Many talk about needs in various forms and ways. SPICE is an acronym that some use to identify needs:

S-social

P-Physical

I-Intellectual (they preferred cognitive but intellectual fits the acronym)

C-communication

E – emotional 

Many use the word agency to underline the fact that needs are connected to the ability to own your learning, support for autonomy.

Many speak highly of Teaching Assistants as a way of creating possibilities but some schools and countries also want to be less dependent on them.

One thing we all have in common is a sense of frustration about how slow the process is and how that affects students negatively. This is regardless of whether you are in a segregated or mainstream setting. The problem seems to be not in where the student is but in our ability to meet them and create possibilites.

Everyone talked about seeing the human being and not getting stuck in labels, often diagnoses. We had an animated discussion about whether diagnoses are good or bad and I think we landed in agreement that it isn’t the diagnosis in itself that is important but what we do after.
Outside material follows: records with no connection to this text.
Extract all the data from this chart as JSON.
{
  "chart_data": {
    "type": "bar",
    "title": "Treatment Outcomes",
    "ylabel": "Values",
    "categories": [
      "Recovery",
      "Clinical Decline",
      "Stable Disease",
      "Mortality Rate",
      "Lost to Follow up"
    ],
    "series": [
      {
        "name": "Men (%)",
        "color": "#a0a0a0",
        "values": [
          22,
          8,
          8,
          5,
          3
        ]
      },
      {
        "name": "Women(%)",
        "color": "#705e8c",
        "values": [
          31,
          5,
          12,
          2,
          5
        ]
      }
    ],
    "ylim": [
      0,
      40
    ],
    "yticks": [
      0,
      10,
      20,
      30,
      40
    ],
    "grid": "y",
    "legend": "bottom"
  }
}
Daniel Sobel, one of the founders from Inclusion Experts, reminded us that the same diagnosis can manifest itself in various ways and that the same difficulty can be diagnosed in various ways. We can’t be fooled to believe that it is the diagnosis that will lead the way. Neuropsychiatric diagnoses is what we usually seem to refer to all over the world.

We were also in agreement that we need to cater to teachers’ needs and create learning teachers environments focused on working together. Not to do the same thing but together in order to get all the perspectives and create trust and the courage to do differently.

Teachers express the same challenges all over the world:

One thing that struck me was that teachers seem to express challenges around the same things:

”Crowded curriculum, large classes, so many needs in each class, University standards”

These four areas were teachers’ expressed challenges all over the world regardless of curriculum or grading system, regardless of class size or whether they taught in segregated settings or mainstream classrooms. Too much to teach, too many students, too many needs and traditional standards later on that students need to be prepared for.

My conclusion is this:

The curriculum plays a lesser role for the ability to create inclusive schools.

The grading system plays a lesser role for the ability to create inclusive schools.

Class size plays a certain role, if not for the student then for the teacher.

Governments come and go and they all want to make their mark on the education system but what makes a difference is what goes on in the classroom.

There is a fear all over about letting go of the traditional and in that making it harder for students to enter university level. This is regardless of what system we are in and how difficult it is to get to that level.

Understanding how learning and wellbeing are connected is crucial wherever we are in the world.

The picture below was shown in several of the talks and it became and even clearer visualization of inclusion as a process. It’s not something we already do. It’s not something we either do or don’t do. It’s something we work at on a daily basis in a process. We talked about the fourth picture frame that is missing below, the one where everyone participates. What will the fifth picture fram depict?

I wish you all a relaxing and creative summer! Looking forward to the next festival!